Last Updated on May 24, 2015, by eNotes Editorial. Word Count: 227
Context: The gospel of Luke, long considered the work of Paul's friend Luke the physician, is generally held by scholars to have been written, along with the book of Acts, by an unknown author. In His ministry, Jesus frequently employs the short, simple story which is termed a parable: the narrative of the good Samaritan falls into this category. A lawyer, attempting to heckle Jesus, asks how he may inherit eternal life. He and Jesus are in agreement that he is to love God completely and to love his neighbor as himself. Still tempting Jesus, the lawyer asks who is his neighbor. Jesus answers by telling the story of a man who is robbed and left along the road to die.
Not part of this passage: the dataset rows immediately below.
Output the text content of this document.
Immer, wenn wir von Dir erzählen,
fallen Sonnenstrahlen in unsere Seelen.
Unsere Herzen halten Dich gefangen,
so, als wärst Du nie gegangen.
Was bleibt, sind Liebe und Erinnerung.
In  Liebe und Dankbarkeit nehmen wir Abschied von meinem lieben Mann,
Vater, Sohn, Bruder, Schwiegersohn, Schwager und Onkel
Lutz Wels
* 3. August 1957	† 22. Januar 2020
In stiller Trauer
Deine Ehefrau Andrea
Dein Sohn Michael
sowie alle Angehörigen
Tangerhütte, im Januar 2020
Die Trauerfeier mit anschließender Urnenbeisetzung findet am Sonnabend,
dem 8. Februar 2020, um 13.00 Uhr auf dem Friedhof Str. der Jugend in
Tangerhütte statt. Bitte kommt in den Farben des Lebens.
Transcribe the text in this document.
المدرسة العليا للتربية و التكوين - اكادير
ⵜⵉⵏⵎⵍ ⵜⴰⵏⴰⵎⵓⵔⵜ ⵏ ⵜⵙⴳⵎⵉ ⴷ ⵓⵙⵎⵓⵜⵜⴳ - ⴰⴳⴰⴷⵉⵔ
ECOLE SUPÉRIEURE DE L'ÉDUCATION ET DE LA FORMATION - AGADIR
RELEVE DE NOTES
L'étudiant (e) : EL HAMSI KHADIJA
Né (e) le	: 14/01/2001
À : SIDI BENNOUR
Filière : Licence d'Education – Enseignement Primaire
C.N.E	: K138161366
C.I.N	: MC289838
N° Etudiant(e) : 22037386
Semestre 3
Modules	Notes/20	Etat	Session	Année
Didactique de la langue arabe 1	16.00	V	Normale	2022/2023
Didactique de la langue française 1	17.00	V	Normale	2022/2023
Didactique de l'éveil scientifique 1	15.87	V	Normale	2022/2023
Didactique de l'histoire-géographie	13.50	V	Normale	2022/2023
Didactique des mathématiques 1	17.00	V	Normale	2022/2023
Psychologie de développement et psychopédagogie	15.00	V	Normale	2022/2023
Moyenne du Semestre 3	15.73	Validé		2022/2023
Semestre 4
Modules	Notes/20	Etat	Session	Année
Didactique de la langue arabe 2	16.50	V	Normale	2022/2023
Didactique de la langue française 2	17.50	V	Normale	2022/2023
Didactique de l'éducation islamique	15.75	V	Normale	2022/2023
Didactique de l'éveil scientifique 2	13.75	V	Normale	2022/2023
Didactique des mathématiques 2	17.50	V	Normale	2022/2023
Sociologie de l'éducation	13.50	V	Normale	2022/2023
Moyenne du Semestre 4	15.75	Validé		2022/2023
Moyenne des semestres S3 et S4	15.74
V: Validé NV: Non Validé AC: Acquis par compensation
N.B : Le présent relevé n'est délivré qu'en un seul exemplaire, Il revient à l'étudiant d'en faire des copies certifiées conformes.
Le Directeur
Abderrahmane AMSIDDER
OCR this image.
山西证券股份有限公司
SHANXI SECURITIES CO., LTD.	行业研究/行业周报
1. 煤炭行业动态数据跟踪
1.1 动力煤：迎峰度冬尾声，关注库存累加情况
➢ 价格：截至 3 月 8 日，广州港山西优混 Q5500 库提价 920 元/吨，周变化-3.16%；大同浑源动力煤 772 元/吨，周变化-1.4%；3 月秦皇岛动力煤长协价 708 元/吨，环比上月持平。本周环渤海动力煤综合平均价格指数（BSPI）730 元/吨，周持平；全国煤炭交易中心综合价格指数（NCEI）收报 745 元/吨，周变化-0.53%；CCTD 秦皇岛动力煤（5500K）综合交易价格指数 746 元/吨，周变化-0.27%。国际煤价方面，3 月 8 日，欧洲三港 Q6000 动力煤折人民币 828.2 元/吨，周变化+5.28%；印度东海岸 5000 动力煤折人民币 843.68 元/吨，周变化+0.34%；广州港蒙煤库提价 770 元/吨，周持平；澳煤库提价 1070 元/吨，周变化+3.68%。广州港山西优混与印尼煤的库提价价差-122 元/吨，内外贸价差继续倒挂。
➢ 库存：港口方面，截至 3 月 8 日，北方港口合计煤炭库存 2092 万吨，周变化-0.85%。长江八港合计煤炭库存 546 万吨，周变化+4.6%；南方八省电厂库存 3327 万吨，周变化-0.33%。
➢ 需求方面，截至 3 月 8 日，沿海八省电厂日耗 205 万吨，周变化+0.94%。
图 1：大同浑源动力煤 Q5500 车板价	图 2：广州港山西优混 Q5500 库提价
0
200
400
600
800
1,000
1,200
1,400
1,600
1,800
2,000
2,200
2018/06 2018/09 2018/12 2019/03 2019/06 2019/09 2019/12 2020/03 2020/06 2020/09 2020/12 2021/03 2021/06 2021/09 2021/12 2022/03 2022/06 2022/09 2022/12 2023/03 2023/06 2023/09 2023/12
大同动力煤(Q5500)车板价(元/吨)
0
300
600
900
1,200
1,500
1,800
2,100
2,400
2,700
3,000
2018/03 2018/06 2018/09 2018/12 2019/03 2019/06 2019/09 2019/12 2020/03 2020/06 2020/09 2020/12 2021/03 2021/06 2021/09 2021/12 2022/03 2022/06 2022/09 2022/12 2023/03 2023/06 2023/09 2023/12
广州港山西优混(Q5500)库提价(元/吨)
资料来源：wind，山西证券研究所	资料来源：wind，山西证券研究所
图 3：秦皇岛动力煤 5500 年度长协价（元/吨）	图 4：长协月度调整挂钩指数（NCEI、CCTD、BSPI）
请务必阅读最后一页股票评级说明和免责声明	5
A priest and a Levite, who might be expected to aid him since they are religious leaders, pass by without helping him; later he is graciously cared for by a Samaritan, one of a group traditionally despised by Jews:
And Jesus answering said, A certain man went down from Jerusalem to Jericho, and fell among thieves, which stripped him of his raiment, and wounded him, and departed, leaving him half dead.
. . .
Which now of these three, thinkest thou, was neighbour unto him that fell among the thieves?
And he said, He that showed mercy on him. Then said Jesus unto him, Go, and do thou likewise.